Aujourd’hui, nos chantiers clés portent sur nos systèmes d’information et nos outils : pour améliorer notre connaissance client, pour moderniser les outils des vendeurs et nos bornes libre-service.
En termes de retours d’expérience, quatre points sont particulièrement importants :

  • La priorité mise sur l’évolution des postures et des pratiques indépendamment des programmes de rénovation.
  • L’importance d’accompagner les managers, pour qu’eux-mêmes soient « à l’aise » pour accompagner leurs équipes.
  • La façon de penser le développement des compétences : la formation est nécessaire mais pas suffisante dès lors que l’on parle de postures, de pratiques relationnelles et d’esprit de service. Nous mettons en place le monitorat qui vise le transfert de compétences entre pairs.
  • La nécessité d’aligner l’ensemble des systèmes d’animation, de stimulation et de reconnaissance sur les nouveaux objectifs. Nous avons pour cela revu nos méthodes d’animation commerciale pour concrétiser les évolutions de la vente au service.

Nous avons aussi mené un important chantier de refonte de la rémunération variable des vendeurs, pour y introduire à la fois plus de qualitatif et plus de collectif.

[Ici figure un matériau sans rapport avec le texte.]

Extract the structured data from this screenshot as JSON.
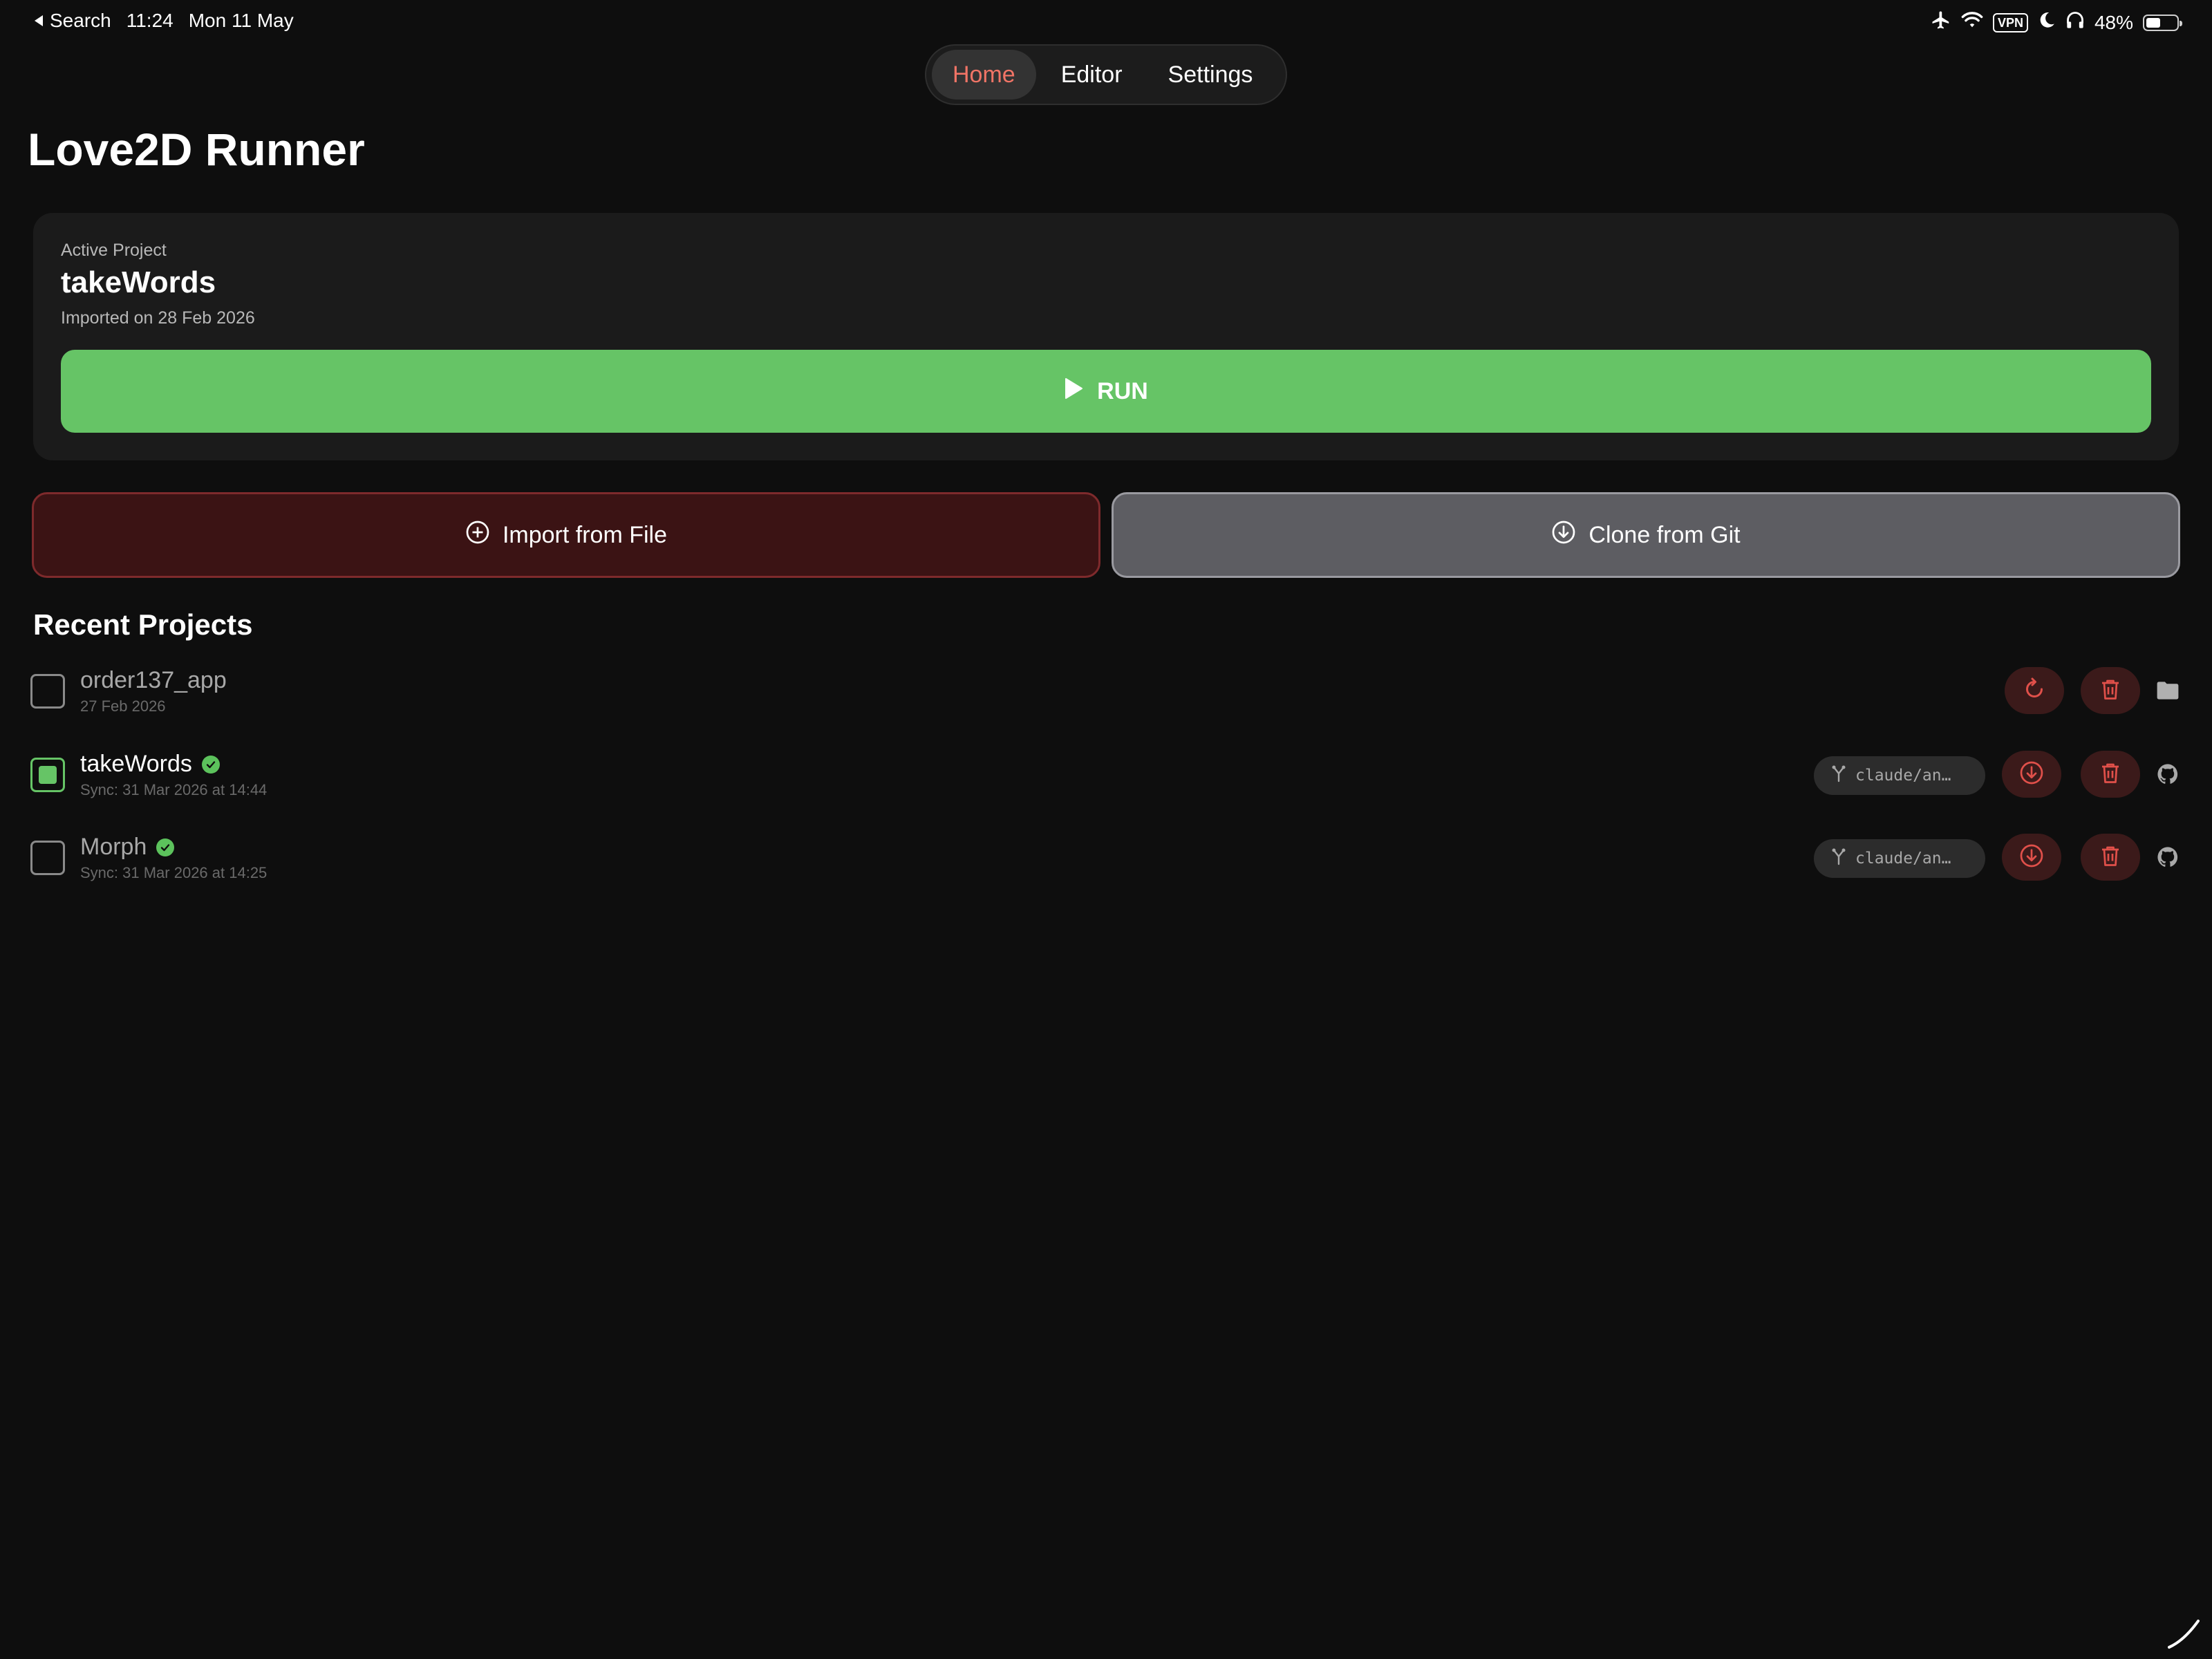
{
  "status_bar": {
    "back_label": "Search",
    "time": "11:24",
    "date": "Mon 11 May",
    "vpn": "VPN",
    "battery": "48%",
    "battery_level": 0.48
  },
  "tabs": [
    {
      "label": "Home",
      "active": true
    },
    {
      "label": "Editor",
      "active": false
    },
    {
      "label": "Settings",
      "active": false
    }
  ],
  "title": "Love2D Runner",
  "active_project": {
    "label": "Active Project",
    "name": "takeWords",
    "imported": "Imported on 28 Feb 2026",
    "run_label": "RUN"
  },
  "actions": {
    "import_label": "Import from File",
    "clone_label": "Clone from Git"
  },
  "recent": {
    "title": "Recent Projects",
    "items": [
      {
        "name": "order137_app",
        "sub": "27 Feb 2026",
        "checked": false,
        "synced": false,
        "branch": "",
        "source_icon": "folder-icon"
      },
      {
        "name": "takeWords",
        "sub": "Sync: 31 Mar 2026 at 14:44",
        "checked": true,
        "synced": true,
        "branch": "claude/an…",
        "source_icon": "github-icon"
      },
      {
        "name": "Morph",
        "sub": "Sync: 31 Mar 2026 at 14:25",
        "checked": false,
        "synced": true,
        "branch": "claude/an…",
        "source_icon": "github-icon"
      }
    ]
  },
  "colors": {
    "accent": "#f07466",
    "run_green": "#66c466",
    "danger": "#e0504a",
    "background": "#0e0e0e"
  }
}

Enfin, la transformation, s’est aussi portée sur la « tête de réseau ». La Direction des ventes a ainsi changé de nom, devenant la Direction du réseau commercial. Au-delà de ce changement de nom, c’est une véritable évolution de nos missions, de la façon dont nous pilotons l’activité et la performance, de nos modes de travail avec le marketing et avec la DSI. Bref, une nécessaire évolution de posture et de compétences pour nous aussi.

 

* Dans le domaine du transport, le « porte à porte » correspond à des offres de parcours complets, depuis le lieu de départ du voyageur jusqu’à son lieu d’arrivée, incluant souvent différents moyens de transport, voire d’hébergement.